In der "Vatileaks"-Affäre ging es um die Weitergabe vertraulicher Papiere über Korruption und Geldwäsche im Vatikan. In der Affäre wurde der päpstliche Ex-Kammerdiener Paolo Gabriele 2012 zu 18 Monaten Haft verurteilt. Papst Benedikt begnadigte ihn kurz vor Weihnachten 2012.

Kardinal Bertone: „Dachte, es sei nur ein vorübergehender Gedanke"

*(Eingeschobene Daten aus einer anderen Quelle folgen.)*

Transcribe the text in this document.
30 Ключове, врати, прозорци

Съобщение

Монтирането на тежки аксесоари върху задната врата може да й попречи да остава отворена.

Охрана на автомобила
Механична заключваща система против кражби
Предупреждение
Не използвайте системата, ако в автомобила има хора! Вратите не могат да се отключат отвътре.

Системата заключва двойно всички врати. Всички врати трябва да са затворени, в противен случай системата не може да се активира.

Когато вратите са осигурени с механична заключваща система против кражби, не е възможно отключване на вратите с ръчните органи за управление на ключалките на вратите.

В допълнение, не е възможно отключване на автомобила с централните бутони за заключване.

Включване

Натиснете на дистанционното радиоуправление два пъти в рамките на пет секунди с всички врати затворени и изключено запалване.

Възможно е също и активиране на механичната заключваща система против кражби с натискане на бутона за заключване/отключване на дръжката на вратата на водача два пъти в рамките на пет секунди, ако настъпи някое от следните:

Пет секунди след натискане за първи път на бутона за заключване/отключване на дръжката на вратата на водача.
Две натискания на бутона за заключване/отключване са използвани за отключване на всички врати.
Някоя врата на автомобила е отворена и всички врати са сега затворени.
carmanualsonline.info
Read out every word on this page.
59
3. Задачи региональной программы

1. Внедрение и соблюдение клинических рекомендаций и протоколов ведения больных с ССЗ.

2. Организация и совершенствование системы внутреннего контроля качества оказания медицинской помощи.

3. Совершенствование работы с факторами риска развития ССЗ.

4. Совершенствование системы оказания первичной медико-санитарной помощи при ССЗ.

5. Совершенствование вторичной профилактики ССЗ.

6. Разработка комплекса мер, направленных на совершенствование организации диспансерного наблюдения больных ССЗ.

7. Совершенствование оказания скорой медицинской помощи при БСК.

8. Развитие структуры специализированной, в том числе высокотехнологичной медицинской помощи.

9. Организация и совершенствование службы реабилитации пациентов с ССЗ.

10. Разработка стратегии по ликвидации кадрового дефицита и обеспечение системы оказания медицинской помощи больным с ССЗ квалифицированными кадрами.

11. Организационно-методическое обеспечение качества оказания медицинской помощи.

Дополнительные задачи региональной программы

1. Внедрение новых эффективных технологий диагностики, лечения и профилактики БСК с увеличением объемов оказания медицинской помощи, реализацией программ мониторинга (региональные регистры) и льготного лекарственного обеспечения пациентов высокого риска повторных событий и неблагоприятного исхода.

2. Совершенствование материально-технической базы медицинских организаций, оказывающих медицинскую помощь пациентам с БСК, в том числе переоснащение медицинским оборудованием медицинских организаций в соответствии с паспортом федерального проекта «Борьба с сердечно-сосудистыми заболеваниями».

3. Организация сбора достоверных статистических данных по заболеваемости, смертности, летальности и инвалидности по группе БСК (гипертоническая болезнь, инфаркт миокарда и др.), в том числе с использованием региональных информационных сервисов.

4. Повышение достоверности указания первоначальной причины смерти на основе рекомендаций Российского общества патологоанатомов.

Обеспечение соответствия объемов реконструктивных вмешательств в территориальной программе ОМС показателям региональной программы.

Auch der ehemalige vatikanische Staatssekretär, Tarcisio Bertone, bestätigte, dass Benedikt bereits 2012 seinen Rücktritt beschlossen hatte. "Benedikt XVI. begann im Frühjahr 2012 mit mir über seinen Rücktritt zu sprechen, aber ich dachte, es sei nur ein vorübergehender Gedanke. Im Sommer 2012 haben wir das Thema mit mehr Entschlossenheit angepackt, und ich habe gemerkt, wie tief in ihm diese Absicht verwurzelt war, die im Gebet und in der Reflexion gereift war", sagte Bertone in einem Interview mit der Tageszeitung "La Stampa" am Montag.

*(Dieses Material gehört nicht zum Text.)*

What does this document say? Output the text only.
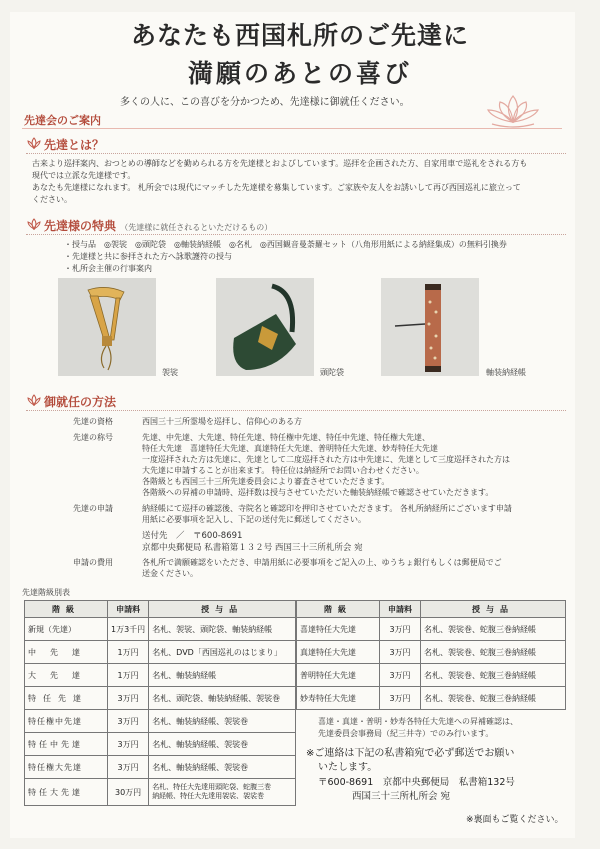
あなたも西国札所のご先達に
満願のあとの喜び
多くの人に、この喜びを分かつため、先達様に御就任ください。
先達会のご案内
先達とは？
古来より巡拝案内、おつとめの導師などを勤められる方を先達様とおよびしています。巡拝を企画された方、自家用車で巡礼をされる方も
現代では立派な先達様です。
あなたも先達様になれます。 札所会では現代にマッチした先達様を募集しています。ご家族や友人をお誘いして再び西国巡礼に旅立って
ください。
先達様の特典 （先達様に就任されるといただけるもの）
・授与品　◎袈裟　◎頭陀袋　◎軸装納経帳　◎名札　◎西国観音曼荼羅セット（八角形用紙による納経集成）の無料引換券
・先達様と共に参拝された方へ詠歌護符の授与
・札所会主催の行事案内
袈裟	頭陀袋	軸装納経帳
御就任の方法
先達の資格	西国三十三所霊場を巡拝し、信仰心のある方
先達の称号	先達、中先達、大先達、特任先達、特任権中先達、特任中先達、特任権大先達、
特任大先達　喜達特任大先達、真達特任大先達、普明特任大先達、妙寿特任大先達
一度巡拝された方は先達に、先達として二度巡拝された方は中先達に、先達として三度巡拝された方は
大先達に申請することが出来ます。 特任位は納経所でお問い合わせください。
各階級とも西国三十三所先達委員会により審査させていただきます。
各階級への昇補の申請時、巡拝数は授与させていただいた軸装納経帳で確認させていただきます。
先達の申請	納経帳にて巡拝の確認後、寺院名と確認印を押印させていただきます。 各札所納経所にございます申請
用紙に必要事項を記入し、下記の送付先に郵送してください。
送付先　／　〒600-8691
京都中央郵便局 私書箱第１３２号 西国三十三所札所会 宛
申請の費用	各札所で満願確認をいただき、申請用紙に必要事項をご記入の上、ゆうちょ銀行もしくは郵便局でご
送金ください。
先達階級別表
階級	申請料	授与品
新規（先達）	1万3千円	名札、袈裟、頭陀袋、軸装納経帳
中先達	1万円	名札、DVD「西国巡礼のはじまり」
大先達	1万円	名札、軸装納経帳
特任先達	3万円	名札、頭陀袋、軸装納経帳、袈裟巻
特任権中先達	3万円	名札、軸装納経帳、袈裟巻
特任中先達	3万円	名札、軸装納経帳、袈裟巻
特任権大先達	3万円	名札、軸装納経帳、袈裟巻
特任大先達	30万円	名札、特任大先達用頭陀袋、蛇腹三巻
納経帳、特任大先達用袈裟、袈裟巻
階級	申請料	授与品
喜達特任大先達	3万円	名札、袈裟巻、蛇腹三巻納経帳
真達特任大先達	3万円	名札、袈裟巻、蛇腹三巻納経帳
普明特任大先達	3万円	名札、袈裟巻、蛇腹三巻納経帳
妙寿特任大先達	3万円	名札、袈裟巻、蛇腹三巻納経帳
喜達・真達・普明・妙寿各特任大先達への昇補確認は、
先達委員会事務局（紀三井寺）でのみ行います。
※ご連絡は下記の私書箱宛で必ず郵送でお願い
いたします。
〒600-8691　京都中央郵便局　私書箱132号
西国三十三所札所会 宛
※裏面もご覧ください。
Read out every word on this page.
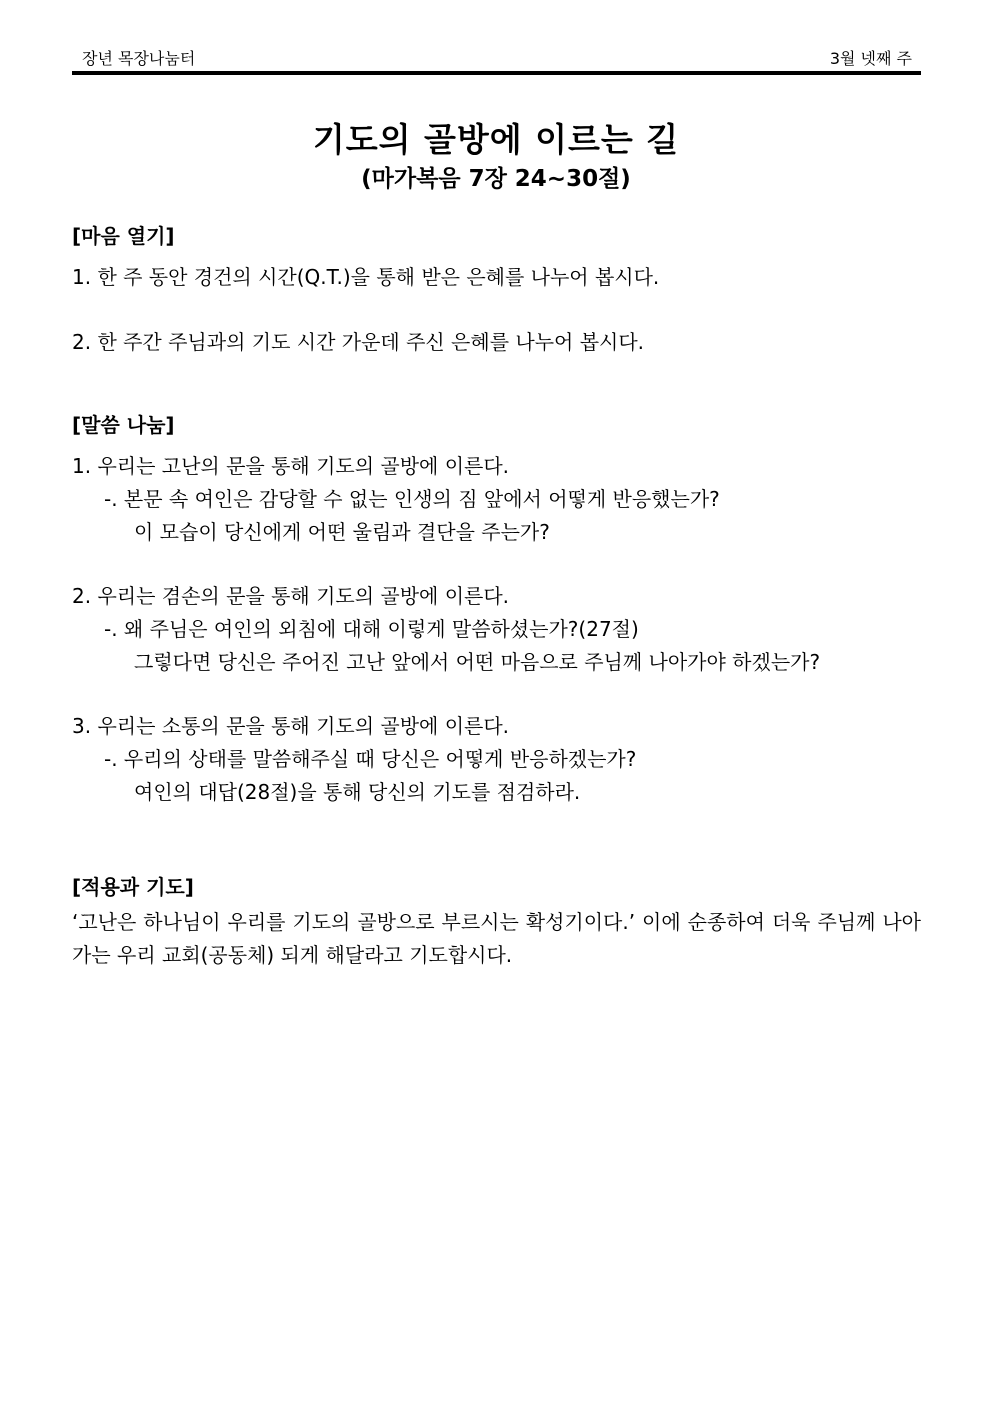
장년 목장나눔터	3월 넷째 주
기도의 골방에 이르는 길
(마가복음 7장 24~30절)
[마음 열기]
1. 한 주 동안 경건의 시간(Q.T.)을 통해 받은 은혜를 나누어 봅시다.
2. 한 주간 주님과의 기도 시간 가운데 주신 은혜를 나누어 봅시다.
[말씀 나눔]
1. 우리는 고난의 문을 통해 기도의 골방에 이른다.
-. 본문 속 여인은 감당할 수 없는 인생의 짐 앞에서 어떻게 반응했는가?
이 모습이 당신에게 어떤 울림과 결단을 주는가?
2. 우리는 겸손의 문을 통해 기도의 골방에 이른다.
-. 왜 주님은 여인의 외침에 대해 이렇게 말씀하셨는가?(27절)
그렇다면 당신은 주어진 고난 앞에서 어떤 마음으로 주님께 나아가야 하겠는가?
3. 우리는 소통의 문을 통해 기도의 골방에 이른다.
-. 우리의 상태를 말씀해주실 때 당신은 어떻게 반응하겠는가?
여인의 대답(28절)을 통해 당신의 기도를 점검하라.
[적용과 기도]
‘고난은 하나님이 우리를 기도의 골방으로 부르시는 확성기이다.’ 이에 순종하여 더욱 주님께 나아가는 우리 교회(공동체) 되게 해달라고 기도합시다.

"Meine Seele war beunruhigt und bedrückt bei dem Gedanken an die Reaktion, die ein solches Ereignis in der Kirche und darüber hinaus hervorrufen würde. Mein Gebet wurde intensiver und meine Nächte waren weniger friedlich. Ich versuchte, ihn dazu zu bewegen, die Ankündigung so lange wie möglich aufzuschieben, und nahm als Vorwand das Versprechen, das er gegeben hatte, sein Buch über die Kindheit Jesu zu Weihnachten (2012, Anm.) fertigzustellen, um der Kirche die gesamte Trilogie über Jesus von Nazareth anbieten zu können. So geschah es, und die Ankündigung des Rücktritts wurde bis zum 11. Februar 2013, dem Fest der Muttergottes von Lourdes, verschoben", berichtete Bertone.